Hicks James, Krasnitz Alexander, Lakshmi B, Navin Nicholas E, Riggs Michael, Leibu Evan, Esposito Diane, Alexander Joan, Troge Jen, Grubor Vladimir, Yoon Seungtai, Wigler Michael, Ye Kenny, Børresen-Dale Anne-Lise, Naume Bjørn, Schlicting Ellen, Norton Larry, Hägerström Torsten, Skoog Lambert, Auer Gert, Månér Susanne, Lundin Pär, Zetterberg Anders
Cold Spring Harbor Laboratory, Cold Spring Harbor, New York 11724, USA.
Genome Res. 2006 Dec;16(12):1465-79. doi: 10.1101/gr.5460106.
Representational Oligonucleotide Microarray Analysis (ROMA) detects genomic amplifications and deletions with boundaries defined at a resolution of approximately 50 kb.

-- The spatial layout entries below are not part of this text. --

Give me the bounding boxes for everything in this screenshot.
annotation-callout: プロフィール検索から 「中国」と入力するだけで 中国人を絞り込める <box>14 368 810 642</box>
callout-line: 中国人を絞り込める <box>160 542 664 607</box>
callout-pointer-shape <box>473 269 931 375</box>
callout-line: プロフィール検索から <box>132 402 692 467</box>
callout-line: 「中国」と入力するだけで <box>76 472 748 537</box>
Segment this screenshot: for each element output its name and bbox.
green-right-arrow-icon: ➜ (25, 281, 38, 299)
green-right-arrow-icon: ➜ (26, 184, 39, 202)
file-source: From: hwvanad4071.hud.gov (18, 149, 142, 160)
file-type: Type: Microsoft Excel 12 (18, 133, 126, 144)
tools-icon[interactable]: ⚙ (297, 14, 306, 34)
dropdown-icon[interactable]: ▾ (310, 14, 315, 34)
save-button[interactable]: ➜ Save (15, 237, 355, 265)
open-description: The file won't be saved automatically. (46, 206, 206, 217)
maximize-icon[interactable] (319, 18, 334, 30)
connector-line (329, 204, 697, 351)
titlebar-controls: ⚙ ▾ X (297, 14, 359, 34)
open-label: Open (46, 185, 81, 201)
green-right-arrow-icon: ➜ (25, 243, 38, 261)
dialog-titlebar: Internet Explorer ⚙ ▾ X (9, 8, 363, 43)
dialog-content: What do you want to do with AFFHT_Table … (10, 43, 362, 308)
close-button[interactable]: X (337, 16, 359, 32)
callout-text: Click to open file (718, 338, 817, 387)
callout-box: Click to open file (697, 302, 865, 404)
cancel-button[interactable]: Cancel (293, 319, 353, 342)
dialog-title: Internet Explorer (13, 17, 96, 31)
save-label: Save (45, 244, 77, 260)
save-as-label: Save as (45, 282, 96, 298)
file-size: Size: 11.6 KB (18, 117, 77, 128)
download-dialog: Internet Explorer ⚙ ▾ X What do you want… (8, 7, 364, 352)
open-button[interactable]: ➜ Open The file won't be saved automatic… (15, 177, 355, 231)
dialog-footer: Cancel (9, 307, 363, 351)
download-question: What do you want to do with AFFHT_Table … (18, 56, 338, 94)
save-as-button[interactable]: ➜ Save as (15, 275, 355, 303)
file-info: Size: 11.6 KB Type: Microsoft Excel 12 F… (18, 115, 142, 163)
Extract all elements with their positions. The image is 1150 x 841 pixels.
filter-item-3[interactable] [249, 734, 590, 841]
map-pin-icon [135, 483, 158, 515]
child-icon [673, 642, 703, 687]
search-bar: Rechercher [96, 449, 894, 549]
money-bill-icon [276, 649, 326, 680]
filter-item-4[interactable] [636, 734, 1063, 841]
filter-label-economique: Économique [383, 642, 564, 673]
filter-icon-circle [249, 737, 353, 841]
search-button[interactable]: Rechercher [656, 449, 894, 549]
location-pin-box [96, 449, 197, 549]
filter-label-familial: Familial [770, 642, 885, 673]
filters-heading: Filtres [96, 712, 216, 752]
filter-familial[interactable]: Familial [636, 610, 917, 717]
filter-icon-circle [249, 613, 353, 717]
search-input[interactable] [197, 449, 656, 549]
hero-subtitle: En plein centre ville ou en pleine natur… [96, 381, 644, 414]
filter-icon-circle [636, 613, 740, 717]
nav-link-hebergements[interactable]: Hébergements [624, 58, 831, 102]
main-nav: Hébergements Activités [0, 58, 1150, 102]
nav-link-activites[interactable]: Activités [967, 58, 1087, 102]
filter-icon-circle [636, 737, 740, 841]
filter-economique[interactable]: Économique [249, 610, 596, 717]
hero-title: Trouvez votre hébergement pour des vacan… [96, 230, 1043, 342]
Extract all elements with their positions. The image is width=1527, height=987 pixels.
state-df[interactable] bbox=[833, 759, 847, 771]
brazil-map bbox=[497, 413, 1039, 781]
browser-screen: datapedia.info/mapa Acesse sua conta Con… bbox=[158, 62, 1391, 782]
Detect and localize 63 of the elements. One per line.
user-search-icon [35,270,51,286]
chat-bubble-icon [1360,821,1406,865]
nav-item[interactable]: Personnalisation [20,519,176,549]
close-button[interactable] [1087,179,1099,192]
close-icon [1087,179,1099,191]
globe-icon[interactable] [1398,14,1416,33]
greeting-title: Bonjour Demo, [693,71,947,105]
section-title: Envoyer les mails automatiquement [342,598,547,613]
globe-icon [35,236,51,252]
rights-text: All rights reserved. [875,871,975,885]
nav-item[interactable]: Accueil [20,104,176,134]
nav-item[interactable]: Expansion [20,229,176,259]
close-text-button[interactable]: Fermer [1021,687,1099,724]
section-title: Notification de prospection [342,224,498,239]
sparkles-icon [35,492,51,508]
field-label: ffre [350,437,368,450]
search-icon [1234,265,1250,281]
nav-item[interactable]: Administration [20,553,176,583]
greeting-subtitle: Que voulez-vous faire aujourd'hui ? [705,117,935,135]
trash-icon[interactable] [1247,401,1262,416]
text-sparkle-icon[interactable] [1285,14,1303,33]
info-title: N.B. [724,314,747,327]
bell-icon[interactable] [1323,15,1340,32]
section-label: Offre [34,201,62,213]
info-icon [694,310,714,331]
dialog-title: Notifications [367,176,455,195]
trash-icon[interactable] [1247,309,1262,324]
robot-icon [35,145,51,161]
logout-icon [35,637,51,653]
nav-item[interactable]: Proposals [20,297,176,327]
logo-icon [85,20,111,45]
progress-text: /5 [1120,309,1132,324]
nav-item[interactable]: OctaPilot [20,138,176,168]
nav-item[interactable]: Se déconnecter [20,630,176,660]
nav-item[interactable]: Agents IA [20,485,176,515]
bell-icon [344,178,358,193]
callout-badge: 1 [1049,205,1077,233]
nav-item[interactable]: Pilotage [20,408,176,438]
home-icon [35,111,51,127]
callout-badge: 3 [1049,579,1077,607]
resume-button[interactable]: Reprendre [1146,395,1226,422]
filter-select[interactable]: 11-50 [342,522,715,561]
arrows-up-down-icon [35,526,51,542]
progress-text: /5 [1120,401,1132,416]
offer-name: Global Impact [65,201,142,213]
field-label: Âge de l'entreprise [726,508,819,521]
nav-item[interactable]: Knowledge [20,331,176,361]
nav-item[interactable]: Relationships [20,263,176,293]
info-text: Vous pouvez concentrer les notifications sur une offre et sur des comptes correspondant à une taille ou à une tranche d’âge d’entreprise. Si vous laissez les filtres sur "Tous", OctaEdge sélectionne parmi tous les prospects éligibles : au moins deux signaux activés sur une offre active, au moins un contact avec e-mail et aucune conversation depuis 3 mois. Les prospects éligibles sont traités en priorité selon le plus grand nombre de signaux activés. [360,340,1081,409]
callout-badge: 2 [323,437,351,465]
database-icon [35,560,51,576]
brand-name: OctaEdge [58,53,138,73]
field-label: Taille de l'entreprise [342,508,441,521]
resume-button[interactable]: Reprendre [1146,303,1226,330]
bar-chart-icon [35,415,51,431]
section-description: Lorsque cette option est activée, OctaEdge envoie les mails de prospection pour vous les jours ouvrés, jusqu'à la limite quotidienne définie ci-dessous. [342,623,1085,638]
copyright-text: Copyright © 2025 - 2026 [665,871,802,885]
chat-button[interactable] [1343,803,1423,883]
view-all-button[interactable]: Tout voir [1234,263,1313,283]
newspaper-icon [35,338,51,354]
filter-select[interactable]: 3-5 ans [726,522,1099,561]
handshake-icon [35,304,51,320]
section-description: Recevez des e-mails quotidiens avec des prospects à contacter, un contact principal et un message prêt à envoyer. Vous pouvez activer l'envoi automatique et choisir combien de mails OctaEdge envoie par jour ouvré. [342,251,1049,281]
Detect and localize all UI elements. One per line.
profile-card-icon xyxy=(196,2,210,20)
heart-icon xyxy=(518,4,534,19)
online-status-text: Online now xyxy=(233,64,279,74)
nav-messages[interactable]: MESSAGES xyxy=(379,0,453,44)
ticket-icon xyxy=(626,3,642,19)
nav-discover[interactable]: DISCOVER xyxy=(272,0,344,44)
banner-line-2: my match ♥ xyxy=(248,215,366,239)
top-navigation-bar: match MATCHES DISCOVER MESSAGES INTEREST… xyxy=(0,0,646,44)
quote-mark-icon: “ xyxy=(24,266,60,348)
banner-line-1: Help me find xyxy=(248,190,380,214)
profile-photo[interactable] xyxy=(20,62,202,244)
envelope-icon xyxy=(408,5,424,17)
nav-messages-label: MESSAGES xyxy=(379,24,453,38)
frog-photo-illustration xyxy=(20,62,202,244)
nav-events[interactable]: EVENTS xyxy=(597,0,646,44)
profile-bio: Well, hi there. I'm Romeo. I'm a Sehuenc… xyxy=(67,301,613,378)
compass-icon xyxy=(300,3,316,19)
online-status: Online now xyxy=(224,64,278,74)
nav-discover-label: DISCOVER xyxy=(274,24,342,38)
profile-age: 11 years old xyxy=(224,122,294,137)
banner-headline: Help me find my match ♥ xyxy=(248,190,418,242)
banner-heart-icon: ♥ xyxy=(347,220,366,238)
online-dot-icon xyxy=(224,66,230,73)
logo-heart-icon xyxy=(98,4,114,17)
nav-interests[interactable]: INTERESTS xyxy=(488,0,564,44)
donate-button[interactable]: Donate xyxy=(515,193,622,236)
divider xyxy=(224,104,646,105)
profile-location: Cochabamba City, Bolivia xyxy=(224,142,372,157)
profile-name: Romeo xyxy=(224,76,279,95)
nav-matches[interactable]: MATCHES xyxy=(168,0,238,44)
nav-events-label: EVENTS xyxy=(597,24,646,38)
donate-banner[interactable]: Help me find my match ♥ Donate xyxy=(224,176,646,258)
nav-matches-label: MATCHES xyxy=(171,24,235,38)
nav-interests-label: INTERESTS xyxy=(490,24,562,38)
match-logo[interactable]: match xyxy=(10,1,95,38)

We have used this technique to examine 243 breast tumors from two separate studies for which detailed clinical data were available. The very high resolution of this technology has enabled us to identify three characteristic patterns of genomic copy number variation in diploid tumors and to measure correlations with patient survival. One of these patterns is characterized by multiple closely spaced amplicons, or "firestorms," limited to single chromosome arms. These multiple amplifications are highly correlated with aggressive disease and poor survival even when the rest of the genome is relatively quiet. Analysis of a selected subset of clinical material suggests that a simple genomic calculation, based on the number and proximity of genomic alterations, correlates with life-table estimates of the probability of overall survival in patients with primary breast cancer. Based on this sample, we generate the working hypothesis that copy number profiling might provide information useful in making clinical decisions, especially regarding the use or not of systemic therapies (hormonal therapy, chemotherapy), in the management of operable primary breast cancer with ostensibly good prognosis, for example, small, node-negative, hormone-receptor-positive diploid cases.
代表性寡核苷酸微阵列分析(ROMA)可检测基因组的扩增和缺失,其边界分辨率约为50 kb。我们已使用该技术对两项独立研究中的243例乳腺肿瘤进行了检测,这两项研究都有详细的临床数据。这项技术的超高分辨率使我们能够识别二倍体肿瘤中基因组拷贝数变异的三种特征模式,并测量其与患者生存率的相关性。其中一种模式的特征是多个紧密间隔的扩增子,即“火暴区”,局限于单条染色体臂。即使基因组的其他部分相对稳定,这些多个扩增与侵袭性疾病和低生存率也高度相关。对选定临床材料子集的分析表明,基于基因组改变的数量和邻近性进行的简单基因组计算,与原发性乳腺癌患者总生存概率的生命表估计相关。基于该样本,我们提出一个工作假设,即拷贝数分析可能为临床决策提供有用信息,特别是在表面预后良好的可手术原发性乳腺癌(例如小的、无淋巴结转移的、激素受体阳性的二倍体病例)的管理中,关于是否使用全身治疗(激素治疗、化疗)的决策。